Kurtuluş Savaşı başlamadan biraz önce İstanbul’da ittifak devletlerinin filmlerinin gösterimi yasaklanır. 1919 Mayıs’ında ise Sabahat Filmer ve Asrî Kadınlar Cemiyeti’nin diğer üyeleri ihtilaf devletlerine karşı mitingler düzenlemeye başlarlar. Şehrin kadınları tarafından kadınlar için düzenlenen bu mitingler Halide Edip’in önderliğinde yapılır, Sabahat de arka arkaya düzenlenen bu üç mitingden birinde konuşma yapar. Tahminen 200 bin kadının katıldığı ve işgal güçleri tarafından sıkıca denetlenen bu mitingleri Sabahat’in eşi de kameraya alır. Filmer çifti kaydedilen görüntüleri yeni devletin kuruluşunu takip eden yıllarda tekrar tekrar kullanır. Bu sinematik geridönüşümlerden bir tanesi de Sabahat’in de prodüksiyonunda çalıştığı 1951 tarihli Allahaısmarladık filmiyle olur.
(1.15’ten itibaren)
İşgal ordusunun baskı ve tehditleri sürmekte iken Sabahat, Binnaz ve Mürebbiye filmlerinin yazım ekibinde çalışmaya başlar. Kendisinin film senaryolarındaki etkisinin ne kadar olduğunu bilemesek de iki film de vamp kadın karakterin başrolüyle sinema tarihine geçerler. Binnaz (Ahmet Fehim, 1919) filminin Mimar Sinan Üniversitesi’nin arşivinde bir kopyası halen mevcut. Müslüman-Türk bir kadın karakter ve onun adeta bir femme-fatal olarak sebep olduğu trajik bir aşk üçgenini anlatan film, röntgenci bir bakışı vurgulayan öznel kamera kullanımı ve kendine dönüşü (self-reflectivity) ile de ilginçtir. Bir çekimde örneğin seyirci kıyafetlerin arasına saklanmış bir kişinin direkt kameraya bakan gözleriyle karşılaşır. Bir sonraki planda ise bu gözlerin Binnaz’ın bir partide öpmüş olduğu adama ait olduğu anlaşılır. Hüseyin Rahmi Gürpınar’ın romanından uyarlanan Mürebbiye filminde (Ahmet Fehim, 1919) ise Sabahat’in yönetmen yardımcısı olarak çalıştığı söyleniyor. Fransız bir mürebbiyenin evlerinde çalıştığı Türk ailesinin bütün erkekleriyle yaşadığı ilişkileri ve aileyi dejenere edişini anlatan film çekim kalitesinin kötülüğü ile eleştirilir. Yine gazete raporlarına göre Fransız kadınını kötü temsil ediyor oluşu nedeniyle işgal ordusu gösterimleri yasaklıyor.
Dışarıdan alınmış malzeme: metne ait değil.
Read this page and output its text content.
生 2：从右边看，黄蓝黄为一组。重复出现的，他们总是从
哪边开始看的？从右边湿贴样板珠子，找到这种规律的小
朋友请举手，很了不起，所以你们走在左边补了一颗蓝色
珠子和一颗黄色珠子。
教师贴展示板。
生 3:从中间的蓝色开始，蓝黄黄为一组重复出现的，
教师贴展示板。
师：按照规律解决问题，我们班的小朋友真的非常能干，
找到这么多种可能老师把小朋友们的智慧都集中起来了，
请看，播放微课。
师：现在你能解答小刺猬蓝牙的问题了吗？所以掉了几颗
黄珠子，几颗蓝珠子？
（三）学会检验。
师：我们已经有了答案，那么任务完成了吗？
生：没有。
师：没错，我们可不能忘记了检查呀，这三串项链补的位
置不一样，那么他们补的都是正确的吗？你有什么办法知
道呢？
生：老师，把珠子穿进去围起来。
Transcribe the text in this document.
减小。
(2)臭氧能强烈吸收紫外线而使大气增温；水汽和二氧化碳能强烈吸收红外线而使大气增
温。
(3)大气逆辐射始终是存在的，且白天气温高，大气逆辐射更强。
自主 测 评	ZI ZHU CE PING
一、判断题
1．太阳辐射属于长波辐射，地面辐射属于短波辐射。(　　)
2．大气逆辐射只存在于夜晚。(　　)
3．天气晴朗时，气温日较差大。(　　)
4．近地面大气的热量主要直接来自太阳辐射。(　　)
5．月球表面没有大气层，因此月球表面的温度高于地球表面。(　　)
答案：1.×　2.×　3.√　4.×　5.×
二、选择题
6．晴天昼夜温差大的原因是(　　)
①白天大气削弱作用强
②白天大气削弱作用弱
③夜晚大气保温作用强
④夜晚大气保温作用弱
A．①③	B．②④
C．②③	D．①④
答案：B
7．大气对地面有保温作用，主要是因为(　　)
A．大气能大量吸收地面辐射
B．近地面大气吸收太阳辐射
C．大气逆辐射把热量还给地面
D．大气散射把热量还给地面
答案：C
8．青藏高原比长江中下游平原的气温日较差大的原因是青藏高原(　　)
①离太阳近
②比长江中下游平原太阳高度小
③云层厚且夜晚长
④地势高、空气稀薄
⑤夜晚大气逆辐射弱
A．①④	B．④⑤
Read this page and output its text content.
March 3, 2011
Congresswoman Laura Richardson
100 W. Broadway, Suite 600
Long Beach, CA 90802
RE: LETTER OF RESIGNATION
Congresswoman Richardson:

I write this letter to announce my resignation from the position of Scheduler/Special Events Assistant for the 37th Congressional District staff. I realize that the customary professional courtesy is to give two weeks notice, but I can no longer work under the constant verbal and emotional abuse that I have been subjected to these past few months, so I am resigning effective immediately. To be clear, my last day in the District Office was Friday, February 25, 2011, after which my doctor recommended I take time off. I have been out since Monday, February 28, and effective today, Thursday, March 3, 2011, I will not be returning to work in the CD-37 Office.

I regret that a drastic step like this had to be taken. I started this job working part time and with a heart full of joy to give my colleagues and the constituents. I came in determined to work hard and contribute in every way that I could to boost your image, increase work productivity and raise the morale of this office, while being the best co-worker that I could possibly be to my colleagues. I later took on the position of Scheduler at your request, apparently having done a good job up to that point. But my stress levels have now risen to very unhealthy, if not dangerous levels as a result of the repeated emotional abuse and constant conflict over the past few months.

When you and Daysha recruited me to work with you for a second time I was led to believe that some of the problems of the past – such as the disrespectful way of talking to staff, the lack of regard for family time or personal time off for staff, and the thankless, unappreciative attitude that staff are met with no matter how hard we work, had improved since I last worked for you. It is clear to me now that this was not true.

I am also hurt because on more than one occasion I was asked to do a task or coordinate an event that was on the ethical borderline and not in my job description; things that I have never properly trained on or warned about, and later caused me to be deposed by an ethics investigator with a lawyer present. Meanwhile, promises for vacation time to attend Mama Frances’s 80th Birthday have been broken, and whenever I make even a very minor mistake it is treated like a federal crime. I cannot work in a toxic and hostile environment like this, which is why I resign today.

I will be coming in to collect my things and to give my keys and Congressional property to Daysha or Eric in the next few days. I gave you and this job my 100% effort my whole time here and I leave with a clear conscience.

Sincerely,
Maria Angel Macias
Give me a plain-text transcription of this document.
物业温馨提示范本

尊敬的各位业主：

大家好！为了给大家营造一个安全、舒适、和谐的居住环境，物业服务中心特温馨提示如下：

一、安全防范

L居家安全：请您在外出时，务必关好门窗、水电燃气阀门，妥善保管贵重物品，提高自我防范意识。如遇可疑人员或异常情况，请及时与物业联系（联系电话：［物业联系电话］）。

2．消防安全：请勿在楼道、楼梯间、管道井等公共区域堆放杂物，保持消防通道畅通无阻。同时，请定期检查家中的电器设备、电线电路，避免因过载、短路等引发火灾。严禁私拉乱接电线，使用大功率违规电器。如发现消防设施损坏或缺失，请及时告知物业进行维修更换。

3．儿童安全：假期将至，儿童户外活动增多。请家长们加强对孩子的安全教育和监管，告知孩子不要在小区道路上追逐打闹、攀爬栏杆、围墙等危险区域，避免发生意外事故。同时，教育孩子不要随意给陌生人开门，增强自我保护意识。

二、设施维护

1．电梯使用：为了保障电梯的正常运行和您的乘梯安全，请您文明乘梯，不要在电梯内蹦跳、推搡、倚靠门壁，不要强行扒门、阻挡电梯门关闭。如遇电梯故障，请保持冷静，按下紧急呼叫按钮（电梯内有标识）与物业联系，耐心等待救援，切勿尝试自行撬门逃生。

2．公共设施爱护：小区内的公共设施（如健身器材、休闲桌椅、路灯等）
Sabahat Filmer’in bu filmlere dair haberlerde isminin direkt olarak geçmemesi tesadüf olmasa gerek. Galip Arcan’ın Temaşa gazetesindeki bir yazısında Mürebbiye’nin basına açık bir gösteriminde müessesenin katibesi olarak “Cemil Bey tarafından takdim olunan bir hanım” diye bahsettiği kadının o olduğunu ise tahmin edebiliyoruz (Lütfi Akad’ın anılarında sinema camiasında Sabahat’ın “hanımefendi” olarak anıldığını hatırlamak da bir ipucu belki). İdarenin amaç ve çalışmalarını anlatan bir konuşma yapan kadını “narin ve mühtez bir ses, nezih bir eda”, “iyi tahsil görmüş”, “ciddi kadın” gibi tabirlerle anan Galip Arcan kadınların sanata katılımlarının önemi ile yazıya devam eder. Sabahat, Cemil ile evlenmeye karar verdiğinde Kurtuluş Savaşı artık başlamıştır. Atatürk’ün İzmit cephesinde Halide Edip başta olmak üzere gazeteci ve yazarlarla buluşmasını kayda almak üzere Cemil Filmer de cepheye gider. Ordu Film Merkezi’nin kopyasının nerede olduğundan henüz emin olamasak da Pathe kameramanlarının çektiği görüntüler EYE Film Enstitüsü’nden Elif Kaynakçı tarafından Osmanlıdan Görüntüler Projesi ile açığa çıkartılmış durumda.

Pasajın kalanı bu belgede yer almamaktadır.